RRD Framework Requirements Version 0.0

Date: Jul 10 2002

This article defines some principles that a supposedly future RRD framework should have. The framework should consist of 3 independent subsystems:

Data Collection
Data Monitoring
Data Displaying

Flexible Hierarchical Configuration

Inspired by Cricket hierarchical configuration, we state here that the configuration should be hierarchical. Child nodes should inherit the properties from parents.

The format of the configuration files has not to be neccessary as in Cricket. I'm not sure if it's worth keeping them in a directory structure representing the hierarchy tree, but it's definitive that multiple files should be supported.

A good step ahead would be the configuration in XML format. It is also possible to have a converter from some other formats (plain text, or an SQL database) into XML which will be consumed by the framework.

I leave the Data collection uncovered, since all of the existing RRD frontends do this part already.

Data Monitoring Principles

At the moment, the only known solution for RRD data monitoring is Cricket. Its threshold monitoring has certain limitation and drawbacks. Nevertheless, it may be used as the basis for the ideas in the further development.

The major idea is to build data monitoring as a part of a bigger RRD framework, still being the independent part of the whole. The data can come from many differet sources, from RRDs produced by any of the existing and future frontends.

File Naming Flexibility

In most existing RRD frontends, each RRD datafile should be described individually. This is not very convenient, especially for the cases when you have several (dozens) files containing one type of data. (e.g., input traffic per source autonomous system). Also the files of same type can be created and deleted by their sourcing frontend, and it would be more convenient not having to change the monitoring configuration.

Thus, we need a wildcards language which would allow to specify multiple files and derive the datasource names from thir names.

Datasource Naming

Each data being monitored (for RRDs, its definition specifies the <filename, DS, RRA> triple) has to have a universal name. The name can be fully or partly qualified, depending on the configuration tree. Examples of such data reference follow:

  /Netflow/Exporters/63.2.3.224/if3/bps /* Interface #3 on router 63.2.3.224 */
  /Netflow/Subnets/Dialin/bps   /* Dial-in address pool */
  /* different grouping for the rack temperature in Server Room 1 */
  /Envmon/RackTemp/SR1
  /SR1/Envmon/RackTemp

Name aliasing should allow short or symbolic names for data sources:

  /* Alias for /Netflow/Exporters/63.2.3.224/if3 */
  /Netflow/Upstream/FranceTelecom1

Monitoring Rules

Data threshold monitoring should be described in a hierarchical manner.

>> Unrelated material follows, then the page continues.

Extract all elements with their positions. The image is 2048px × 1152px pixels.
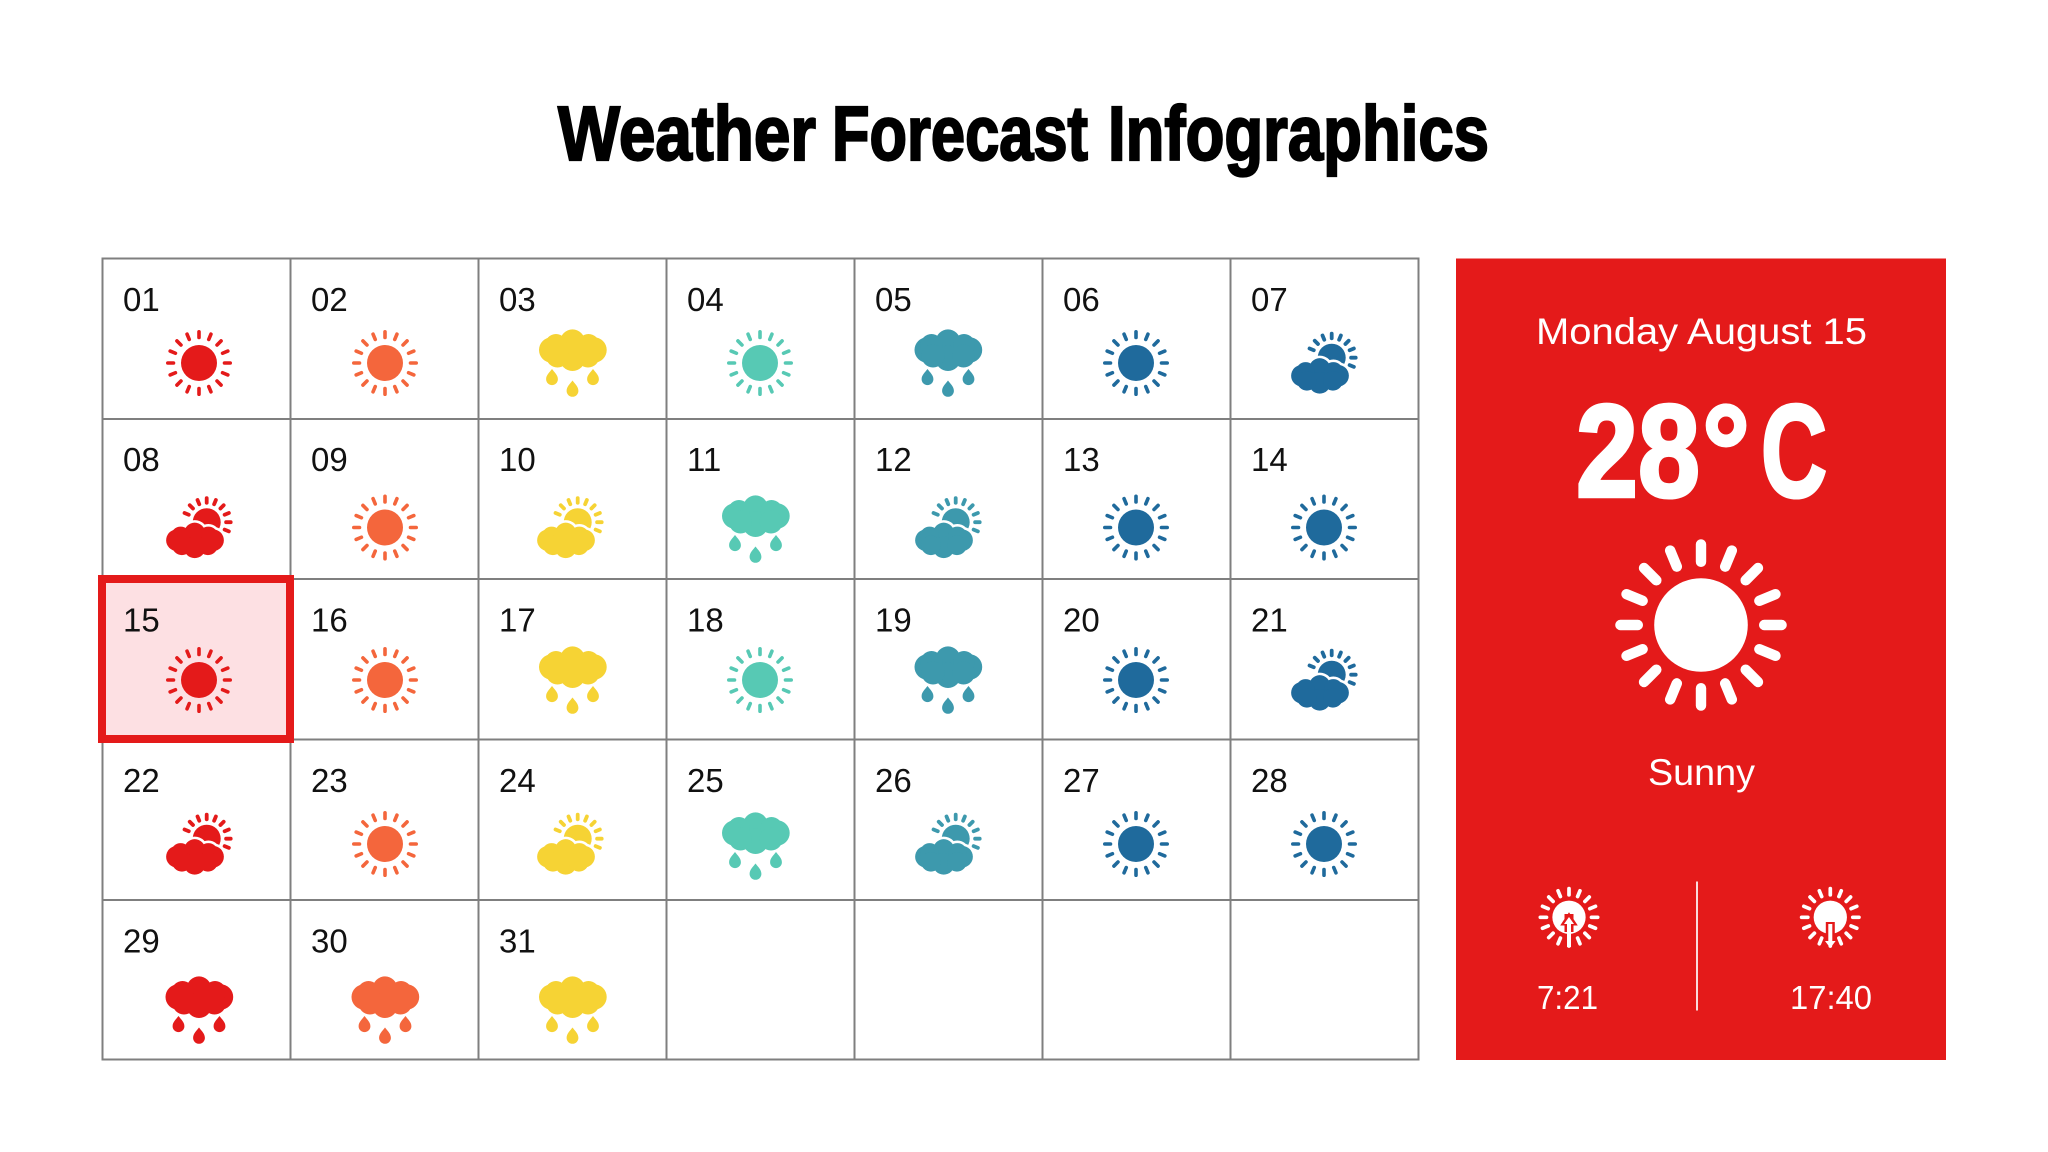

It would be interesting to have monitoring rules separate from the data hierarchy. On the other hand, 1) some data sources might need special and unique monitoring rules; 2) in some cases, several data sources need to be combined in order to build a threshold rule. I'm not yet sure how this must be achieved.

Event Processing

Once the threshold violation occurs, the monitoring system should produce the alarm event.

Cricket has a good set of ways to report the alarm, and they can be taken as the basis.

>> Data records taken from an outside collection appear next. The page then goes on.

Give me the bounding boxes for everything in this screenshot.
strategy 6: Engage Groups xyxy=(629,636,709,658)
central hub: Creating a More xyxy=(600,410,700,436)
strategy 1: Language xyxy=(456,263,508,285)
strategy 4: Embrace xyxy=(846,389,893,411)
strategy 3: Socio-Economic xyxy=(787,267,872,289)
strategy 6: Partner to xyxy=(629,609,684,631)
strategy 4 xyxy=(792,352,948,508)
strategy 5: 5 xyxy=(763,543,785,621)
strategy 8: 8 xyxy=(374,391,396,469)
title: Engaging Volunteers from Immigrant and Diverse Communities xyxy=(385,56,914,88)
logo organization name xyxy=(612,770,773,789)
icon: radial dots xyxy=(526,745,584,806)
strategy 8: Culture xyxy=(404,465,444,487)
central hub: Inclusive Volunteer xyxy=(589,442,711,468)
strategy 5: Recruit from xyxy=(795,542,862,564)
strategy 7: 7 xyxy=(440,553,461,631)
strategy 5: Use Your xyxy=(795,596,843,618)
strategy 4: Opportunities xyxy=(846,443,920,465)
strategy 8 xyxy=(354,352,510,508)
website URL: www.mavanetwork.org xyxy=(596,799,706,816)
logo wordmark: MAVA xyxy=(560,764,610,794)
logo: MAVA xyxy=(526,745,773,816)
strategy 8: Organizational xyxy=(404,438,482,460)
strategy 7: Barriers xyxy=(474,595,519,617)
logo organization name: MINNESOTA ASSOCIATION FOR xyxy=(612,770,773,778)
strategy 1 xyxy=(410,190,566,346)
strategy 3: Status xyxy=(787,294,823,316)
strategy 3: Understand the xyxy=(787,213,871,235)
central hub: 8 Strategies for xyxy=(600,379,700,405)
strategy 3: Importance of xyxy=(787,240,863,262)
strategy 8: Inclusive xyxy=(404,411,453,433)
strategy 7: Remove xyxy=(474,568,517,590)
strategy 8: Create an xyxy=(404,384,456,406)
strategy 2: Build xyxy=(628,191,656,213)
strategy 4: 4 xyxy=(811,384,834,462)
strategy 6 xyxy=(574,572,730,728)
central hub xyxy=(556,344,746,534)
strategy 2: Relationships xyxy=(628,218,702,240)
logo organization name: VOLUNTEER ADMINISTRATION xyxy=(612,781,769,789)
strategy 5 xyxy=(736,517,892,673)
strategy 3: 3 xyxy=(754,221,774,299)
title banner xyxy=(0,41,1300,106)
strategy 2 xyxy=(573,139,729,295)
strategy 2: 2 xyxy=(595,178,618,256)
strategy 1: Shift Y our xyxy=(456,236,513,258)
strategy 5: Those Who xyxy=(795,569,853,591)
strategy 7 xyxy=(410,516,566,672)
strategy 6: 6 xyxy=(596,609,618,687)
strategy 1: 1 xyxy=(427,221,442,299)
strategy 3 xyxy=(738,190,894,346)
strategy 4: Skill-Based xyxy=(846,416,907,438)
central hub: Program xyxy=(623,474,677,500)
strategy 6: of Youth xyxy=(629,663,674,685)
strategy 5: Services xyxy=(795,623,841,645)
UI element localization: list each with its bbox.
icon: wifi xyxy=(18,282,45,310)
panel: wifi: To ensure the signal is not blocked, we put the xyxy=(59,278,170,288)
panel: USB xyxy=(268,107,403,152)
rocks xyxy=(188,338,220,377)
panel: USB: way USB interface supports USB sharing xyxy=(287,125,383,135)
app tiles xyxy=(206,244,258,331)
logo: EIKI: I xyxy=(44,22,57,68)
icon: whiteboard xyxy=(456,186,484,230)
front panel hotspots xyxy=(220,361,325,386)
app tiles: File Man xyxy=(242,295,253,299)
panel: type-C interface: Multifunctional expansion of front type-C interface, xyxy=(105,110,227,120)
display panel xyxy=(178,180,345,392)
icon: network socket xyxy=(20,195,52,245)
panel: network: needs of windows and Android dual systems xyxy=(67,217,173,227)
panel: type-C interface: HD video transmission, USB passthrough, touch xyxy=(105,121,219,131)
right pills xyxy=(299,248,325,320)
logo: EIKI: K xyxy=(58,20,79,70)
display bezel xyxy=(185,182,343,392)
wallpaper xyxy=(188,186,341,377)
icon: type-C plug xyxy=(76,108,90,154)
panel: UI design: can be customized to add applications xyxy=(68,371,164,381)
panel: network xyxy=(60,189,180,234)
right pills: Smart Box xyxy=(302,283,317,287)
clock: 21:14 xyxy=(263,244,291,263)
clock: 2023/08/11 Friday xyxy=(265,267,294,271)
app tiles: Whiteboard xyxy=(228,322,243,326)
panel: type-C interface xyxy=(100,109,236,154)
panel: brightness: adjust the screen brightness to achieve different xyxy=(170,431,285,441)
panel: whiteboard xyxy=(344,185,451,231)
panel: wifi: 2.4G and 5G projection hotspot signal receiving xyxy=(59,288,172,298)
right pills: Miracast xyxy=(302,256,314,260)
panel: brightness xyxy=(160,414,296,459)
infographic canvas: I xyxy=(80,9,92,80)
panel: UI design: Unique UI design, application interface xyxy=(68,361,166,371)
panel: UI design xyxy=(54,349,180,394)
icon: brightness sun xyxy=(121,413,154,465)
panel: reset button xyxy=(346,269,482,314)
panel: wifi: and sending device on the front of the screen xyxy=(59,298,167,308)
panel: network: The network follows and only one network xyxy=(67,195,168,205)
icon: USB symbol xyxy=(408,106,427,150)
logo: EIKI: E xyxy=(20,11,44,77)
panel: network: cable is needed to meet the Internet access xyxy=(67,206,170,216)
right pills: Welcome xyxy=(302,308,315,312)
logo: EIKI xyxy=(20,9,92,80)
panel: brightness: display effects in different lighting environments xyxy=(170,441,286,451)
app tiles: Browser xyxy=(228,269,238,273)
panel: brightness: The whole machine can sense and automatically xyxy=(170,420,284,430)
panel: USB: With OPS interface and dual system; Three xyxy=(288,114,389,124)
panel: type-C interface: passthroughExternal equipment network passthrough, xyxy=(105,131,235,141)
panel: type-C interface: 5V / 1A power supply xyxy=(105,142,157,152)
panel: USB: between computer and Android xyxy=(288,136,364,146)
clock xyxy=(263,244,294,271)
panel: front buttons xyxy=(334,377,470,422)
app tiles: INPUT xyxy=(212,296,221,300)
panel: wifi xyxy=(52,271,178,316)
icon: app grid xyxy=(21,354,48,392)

Also what Cricket is really missing, is displaying those data sources being alarmed. The Monitoring system should produce the instructions to the Displaying system in order to display the summary of those data sources which produce alarms within certain time.

Data Displaying Principles

View profiles should be configured in a hierarchical manner.

Again as with data monitoring, some Views should be configured independently of the data hierarchy, but also some data should be able to define specific view profiles.

There should be view profiles of different types:

The Displaying system should allow the following ways of viewing: 1) hierarchical browsing, like Cricket; 2) alarm summary display; 3) individual graph display, without HTML surrounding.

The graph images should be cashed and reused whenever possible. In alarm summary browsing, these images can be generated at the moment of the event.